Some claim rejections may indicate that a prior authorization (PA) is required. When this happens, the prescription cannot be approved until additional steps are completed.
A prior authorization is a process required by insurance companies to review certain medications before they are covered. The Pharmacy Benefit Manager (PBM) evaluates the request and can either approve or deny the claim.
If a medication is not normally covered, the prescriber must provide additional documentation explaining the medical necessity of the drug. Based on this information, the PBM will determine whether to approve coverage. In some cases, the prescriber may choose to change the prescription to a medication that is covered by the patient’s insurance plan.
Potential Reasons for a PBM Prior Authorization Request
A prior authorization (PA) may be required by a Pharmacy Benefit Manager (PBM) for several reasons:
The medication is not on the third-party payer’s formulary.
A generic alternative is available, and the brand-name drug was prescribed.

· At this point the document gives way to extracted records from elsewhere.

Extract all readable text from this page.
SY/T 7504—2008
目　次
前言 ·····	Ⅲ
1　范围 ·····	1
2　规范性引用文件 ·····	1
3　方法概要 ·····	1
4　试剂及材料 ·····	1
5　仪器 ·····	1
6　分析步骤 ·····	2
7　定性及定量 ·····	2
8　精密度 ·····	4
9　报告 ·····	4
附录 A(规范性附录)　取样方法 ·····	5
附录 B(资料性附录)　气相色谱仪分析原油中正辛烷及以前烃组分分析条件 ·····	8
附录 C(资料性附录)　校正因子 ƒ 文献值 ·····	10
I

The medication may be used for cosmetic purposes and not considered medically necessary.
The medication is treating a non–life-threatening condition when alternative treatments are available.

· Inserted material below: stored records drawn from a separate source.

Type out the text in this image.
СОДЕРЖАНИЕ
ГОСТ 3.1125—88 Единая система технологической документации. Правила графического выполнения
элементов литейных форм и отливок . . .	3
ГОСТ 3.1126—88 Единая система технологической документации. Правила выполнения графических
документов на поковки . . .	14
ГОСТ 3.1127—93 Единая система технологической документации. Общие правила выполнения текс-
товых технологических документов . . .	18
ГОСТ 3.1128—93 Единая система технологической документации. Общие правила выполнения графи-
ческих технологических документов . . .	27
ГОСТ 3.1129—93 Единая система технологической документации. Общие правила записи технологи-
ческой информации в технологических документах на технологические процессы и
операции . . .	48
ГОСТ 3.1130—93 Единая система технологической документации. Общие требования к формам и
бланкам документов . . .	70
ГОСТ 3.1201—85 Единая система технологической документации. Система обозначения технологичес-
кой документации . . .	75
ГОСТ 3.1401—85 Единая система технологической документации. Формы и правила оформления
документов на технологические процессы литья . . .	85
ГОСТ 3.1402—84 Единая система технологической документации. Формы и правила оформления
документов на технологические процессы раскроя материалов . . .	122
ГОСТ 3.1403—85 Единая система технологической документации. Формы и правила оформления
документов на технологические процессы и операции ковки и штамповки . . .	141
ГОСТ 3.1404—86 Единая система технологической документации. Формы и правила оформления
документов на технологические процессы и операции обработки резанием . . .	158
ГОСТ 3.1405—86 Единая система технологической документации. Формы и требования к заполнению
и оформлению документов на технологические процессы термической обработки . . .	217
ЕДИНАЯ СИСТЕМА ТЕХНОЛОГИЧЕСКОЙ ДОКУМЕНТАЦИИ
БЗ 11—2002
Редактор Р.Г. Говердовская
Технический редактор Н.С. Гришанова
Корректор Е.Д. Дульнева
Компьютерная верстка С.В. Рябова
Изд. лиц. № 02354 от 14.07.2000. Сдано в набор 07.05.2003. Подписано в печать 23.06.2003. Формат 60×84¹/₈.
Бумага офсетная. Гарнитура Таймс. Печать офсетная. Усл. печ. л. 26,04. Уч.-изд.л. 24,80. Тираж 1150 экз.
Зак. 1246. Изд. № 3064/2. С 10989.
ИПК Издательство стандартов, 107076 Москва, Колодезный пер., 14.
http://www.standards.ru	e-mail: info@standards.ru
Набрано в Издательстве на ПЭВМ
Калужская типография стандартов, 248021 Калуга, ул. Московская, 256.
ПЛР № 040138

The prescribed dosage does not follow recommended dosing guidelines.
The cost of the medication exceeds the plan’s established maximum limit.
The prior authorization (PA) process can delay medication dispensing for several days while the Pharmacy Benefit Manager (PBM) reviews the request.
These delays may cause:
Patient anxiety
Confusion
Interruption in therapy
To help prevent delays, the pharmacy technician should:
Notify the prescriber promptly when a PA is required
Encourage early contact between the prescriber and the PBM
Document communication to ensure follow-up
Starting the process early can reduce wait time and improve patient satisfaction.
How the NDC Works
The NDC has 3 parts:
Labeler Code – Identifies the manufacturer or distributor
Product Code – Identifies the specific drug (strength, dosage form, formulation)
Package Code – Identifies package size and type
It usually appears in an 11-digit format for billing (5-4-2).